Kalau dibandingkan terus, kapan bahagianya?
Kemarin
aku ada obrolan menarik sama mbak Agnes Dara. Bahwa tiap orang itu punya
perannya masing-masing. Ada yang jadi magnet cinta kaya Mbak Agnes, ada yang
(mengutip kata mbak Agnes) aneh bin ajaib kaya aku.
Aku
trus mikir bener juga sih. Orang yang hebat banget pinter cerdas cemerlang luar
biasa juga belum tentu bisa dapetin ide segila aku. Yah, maksudku, kegilaan
memang bukan sesuatu yang umumnya dibanggakan sama orang, tapi tetep aja kan?
Bangsa
sebelah merasa minder sama bangsa kita karena merasa kalah kreatif lohh, tau
nggak? Produk-produk kreatif macam lagu dan hiburan lain aja mereka harus
impor. Mungkin mereka cerdas, iya. Pintar, iya. Berpendidikan, iya. Tapi kurang
kreatif dan itu ternyata menyedihkan.
Aku
diberkahi alam semesta dengan ide-ide baru setiap hari. Masa aku nggak
bersyukur dan malah galau memikirkan hal-hal yang aku nggak miliki?
Membaca
orang lain untuk menjadi terinspirasi itu bagus, melihat prestasi orang lain
untuk memacu semangat sendiri juga bagus. Tapi membandingkan hanya untuk
sedih-sedih dan merasa kekurangan, itu salah. Sangat salah.

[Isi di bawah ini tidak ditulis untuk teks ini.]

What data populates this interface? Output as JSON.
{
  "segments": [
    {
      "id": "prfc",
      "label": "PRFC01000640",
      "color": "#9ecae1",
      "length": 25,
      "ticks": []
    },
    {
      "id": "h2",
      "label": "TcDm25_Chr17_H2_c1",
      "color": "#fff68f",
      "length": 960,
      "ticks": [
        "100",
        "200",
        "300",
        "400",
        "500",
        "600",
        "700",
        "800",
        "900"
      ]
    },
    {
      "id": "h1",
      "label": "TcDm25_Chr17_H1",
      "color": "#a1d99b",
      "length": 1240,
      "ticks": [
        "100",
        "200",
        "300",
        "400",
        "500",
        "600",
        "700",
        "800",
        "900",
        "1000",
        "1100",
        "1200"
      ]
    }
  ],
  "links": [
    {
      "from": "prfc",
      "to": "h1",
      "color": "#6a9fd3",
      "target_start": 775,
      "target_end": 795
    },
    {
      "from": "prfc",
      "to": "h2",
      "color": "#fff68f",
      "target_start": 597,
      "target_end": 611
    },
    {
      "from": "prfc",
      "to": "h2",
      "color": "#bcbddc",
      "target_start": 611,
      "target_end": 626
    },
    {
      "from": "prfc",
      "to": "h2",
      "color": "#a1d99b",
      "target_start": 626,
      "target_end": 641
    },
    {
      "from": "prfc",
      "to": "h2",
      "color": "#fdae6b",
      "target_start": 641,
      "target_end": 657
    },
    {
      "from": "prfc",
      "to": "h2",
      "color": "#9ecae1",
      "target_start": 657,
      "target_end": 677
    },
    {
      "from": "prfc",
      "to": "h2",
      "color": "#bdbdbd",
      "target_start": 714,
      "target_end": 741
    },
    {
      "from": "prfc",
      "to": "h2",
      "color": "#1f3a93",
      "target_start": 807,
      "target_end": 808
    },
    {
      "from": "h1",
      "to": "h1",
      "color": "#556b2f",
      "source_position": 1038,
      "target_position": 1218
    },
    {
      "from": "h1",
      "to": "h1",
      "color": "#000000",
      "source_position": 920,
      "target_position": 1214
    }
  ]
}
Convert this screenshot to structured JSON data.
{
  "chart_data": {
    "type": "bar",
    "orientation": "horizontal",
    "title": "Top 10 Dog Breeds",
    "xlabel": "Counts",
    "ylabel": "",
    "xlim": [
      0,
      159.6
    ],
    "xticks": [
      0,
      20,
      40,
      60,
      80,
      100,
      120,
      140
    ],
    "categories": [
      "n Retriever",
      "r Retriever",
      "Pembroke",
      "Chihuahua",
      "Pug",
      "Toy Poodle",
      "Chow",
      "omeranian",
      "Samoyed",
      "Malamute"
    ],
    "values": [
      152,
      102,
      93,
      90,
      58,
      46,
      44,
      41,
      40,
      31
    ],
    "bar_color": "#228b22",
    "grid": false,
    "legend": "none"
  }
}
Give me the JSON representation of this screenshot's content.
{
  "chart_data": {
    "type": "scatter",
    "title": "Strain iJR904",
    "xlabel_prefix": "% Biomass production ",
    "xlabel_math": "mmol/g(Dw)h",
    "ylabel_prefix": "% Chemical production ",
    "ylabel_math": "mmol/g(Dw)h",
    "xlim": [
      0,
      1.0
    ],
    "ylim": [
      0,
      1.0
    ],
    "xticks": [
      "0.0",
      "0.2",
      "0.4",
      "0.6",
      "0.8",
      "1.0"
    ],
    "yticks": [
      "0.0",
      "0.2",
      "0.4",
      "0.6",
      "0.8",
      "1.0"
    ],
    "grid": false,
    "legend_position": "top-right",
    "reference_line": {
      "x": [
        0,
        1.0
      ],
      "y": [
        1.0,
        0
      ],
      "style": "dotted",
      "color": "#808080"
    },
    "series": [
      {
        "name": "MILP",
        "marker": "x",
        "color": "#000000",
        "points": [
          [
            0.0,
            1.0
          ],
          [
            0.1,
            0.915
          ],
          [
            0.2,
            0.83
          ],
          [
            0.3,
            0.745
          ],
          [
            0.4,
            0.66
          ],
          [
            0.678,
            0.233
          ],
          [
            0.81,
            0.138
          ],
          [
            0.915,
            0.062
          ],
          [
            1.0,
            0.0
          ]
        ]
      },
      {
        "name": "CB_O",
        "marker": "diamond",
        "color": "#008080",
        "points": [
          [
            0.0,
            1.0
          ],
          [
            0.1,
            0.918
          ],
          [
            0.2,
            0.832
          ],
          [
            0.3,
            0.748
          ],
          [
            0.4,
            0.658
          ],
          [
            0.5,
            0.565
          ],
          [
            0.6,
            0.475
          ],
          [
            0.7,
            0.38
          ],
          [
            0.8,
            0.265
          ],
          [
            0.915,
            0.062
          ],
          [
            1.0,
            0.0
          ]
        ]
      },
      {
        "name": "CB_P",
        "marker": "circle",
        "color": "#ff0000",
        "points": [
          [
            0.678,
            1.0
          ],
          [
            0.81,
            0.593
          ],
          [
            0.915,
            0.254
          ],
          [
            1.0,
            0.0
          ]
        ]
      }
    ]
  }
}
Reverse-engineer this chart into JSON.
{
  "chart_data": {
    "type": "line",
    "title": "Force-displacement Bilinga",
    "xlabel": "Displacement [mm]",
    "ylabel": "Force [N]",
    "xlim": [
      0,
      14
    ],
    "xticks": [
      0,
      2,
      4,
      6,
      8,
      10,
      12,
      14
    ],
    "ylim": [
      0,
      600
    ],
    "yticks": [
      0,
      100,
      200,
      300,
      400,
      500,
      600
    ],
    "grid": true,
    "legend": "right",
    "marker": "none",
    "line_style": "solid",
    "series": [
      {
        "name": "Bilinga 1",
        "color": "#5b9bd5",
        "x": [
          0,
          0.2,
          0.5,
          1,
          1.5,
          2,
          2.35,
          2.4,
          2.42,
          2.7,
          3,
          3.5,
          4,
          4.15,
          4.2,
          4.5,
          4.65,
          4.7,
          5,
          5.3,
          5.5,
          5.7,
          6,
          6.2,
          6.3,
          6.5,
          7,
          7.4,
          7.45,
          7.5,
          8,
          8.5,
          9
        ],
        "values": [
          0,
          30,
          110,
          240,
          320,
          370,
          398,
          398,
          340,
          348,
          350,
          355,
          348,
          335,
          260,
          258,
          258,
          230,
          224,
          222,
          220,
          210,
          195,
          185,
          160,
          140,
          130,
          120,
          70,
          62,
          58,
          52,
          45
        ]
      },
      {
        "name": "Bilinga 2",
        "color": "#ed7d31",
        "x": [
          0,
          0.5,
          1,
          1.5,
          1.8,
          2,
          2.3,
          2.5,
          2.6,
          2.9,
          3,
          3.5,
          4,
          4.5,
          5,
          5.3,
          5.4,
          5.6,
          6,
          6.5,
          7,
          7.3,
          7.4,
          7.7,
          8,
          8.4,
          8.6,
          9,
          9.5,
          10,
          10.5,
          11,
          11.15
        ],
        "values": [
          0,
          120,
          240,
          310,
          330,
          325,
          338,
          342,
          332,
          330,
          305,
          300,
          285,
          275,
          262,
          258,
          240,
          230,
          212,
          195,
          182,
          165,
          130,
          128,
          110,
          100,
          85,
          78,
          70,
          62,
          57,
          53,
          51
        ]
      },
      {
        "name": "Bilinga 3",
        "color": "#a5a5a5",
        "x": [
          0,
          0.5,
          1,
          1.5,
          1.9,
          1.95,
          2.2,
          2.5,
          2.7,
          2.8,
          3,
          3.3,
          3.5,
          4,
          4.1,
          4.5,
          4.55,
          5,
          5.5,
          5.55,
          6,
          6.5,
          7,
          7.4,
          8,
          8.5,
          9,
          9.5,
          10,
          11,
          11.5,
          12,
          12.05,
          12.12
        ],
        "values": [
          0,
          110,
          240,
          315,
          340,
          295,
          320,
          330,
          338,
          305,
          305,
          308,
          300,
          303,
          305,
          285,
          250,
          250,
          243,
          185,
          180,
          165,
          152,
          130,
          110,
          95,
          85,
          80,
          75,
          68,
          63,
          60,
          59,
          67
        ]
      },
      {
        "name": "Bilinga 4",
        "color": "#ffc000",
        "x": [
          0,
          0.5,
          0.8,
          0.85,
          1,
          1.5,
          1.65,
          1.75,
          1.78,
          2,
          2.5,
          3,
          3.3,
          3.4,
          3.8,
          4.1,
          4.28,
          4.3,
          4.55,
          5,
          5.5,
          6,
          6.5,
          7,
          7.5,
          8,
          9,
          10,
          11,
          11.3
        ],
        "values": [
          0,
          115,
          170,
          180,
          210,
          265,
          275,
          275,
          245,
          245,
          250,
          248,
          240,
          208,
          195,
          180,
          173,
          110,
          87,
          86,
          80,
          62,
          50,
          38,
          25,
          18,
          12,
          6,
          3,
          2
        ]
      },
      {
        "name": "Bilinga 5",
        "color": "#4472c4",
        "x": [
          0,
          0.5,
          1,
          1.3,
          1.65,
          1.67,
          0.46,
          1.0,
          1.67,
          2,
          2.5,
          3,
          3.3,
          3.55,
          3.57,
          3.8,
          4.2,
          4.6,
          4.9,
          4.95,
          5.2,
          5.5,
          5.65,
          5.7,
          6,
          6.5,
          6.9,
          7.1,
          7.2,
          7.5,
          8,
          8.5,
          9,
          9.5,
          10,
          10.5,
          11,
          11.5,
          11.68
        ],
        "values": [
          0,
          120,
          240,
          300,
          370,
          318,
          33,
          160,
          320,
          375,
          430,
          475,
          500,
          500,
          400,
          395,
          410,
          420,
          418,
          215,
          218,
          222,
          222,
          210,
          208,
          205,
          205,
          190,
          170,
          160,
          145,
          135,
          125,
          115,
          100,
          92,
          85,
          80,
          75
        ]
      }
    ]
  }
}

Menyadari Kekurangan dan Potensi Diri
Sebelumnya,
aku tipe anak yang mudah sekali menemukan berbagai kekuranganku. Aku pemalas,
kurang fokus, gampang bosan, pelupa, dll. Banyak banget. kalau disuruh
menyebutkan daftar kekurangan dalam semenit, aku mungkin bisa langsung
menuliskannya dalam 1000 kata (oke, ini lebay).
Kelebihannya?
Nggak. Aku nggak bisa menyebutkan kelebihanku. Lebih tepatnya, nggak berani
menyebutkan kelebihan yang aku punya. Bahkan kalau ada orang yang memujiku dan
menyatakan kelebihanku, reaksi pertamaku adalah menyangkal. Meskipun di luar
aku bilang “Terima kasih,” tapi dalam hati aku menyangkal.
Tentu
saja ini ada sebabnya. Aku lahir dan tumbuh besar di lingkungan yang lebih
gampang menjatuhkan daripada mendorong potensi. Aku juga dulunya dikelilingi
teman-teman ‘racun’ yang selalu menemukan kejelakanku dan bukannya kelebihanku.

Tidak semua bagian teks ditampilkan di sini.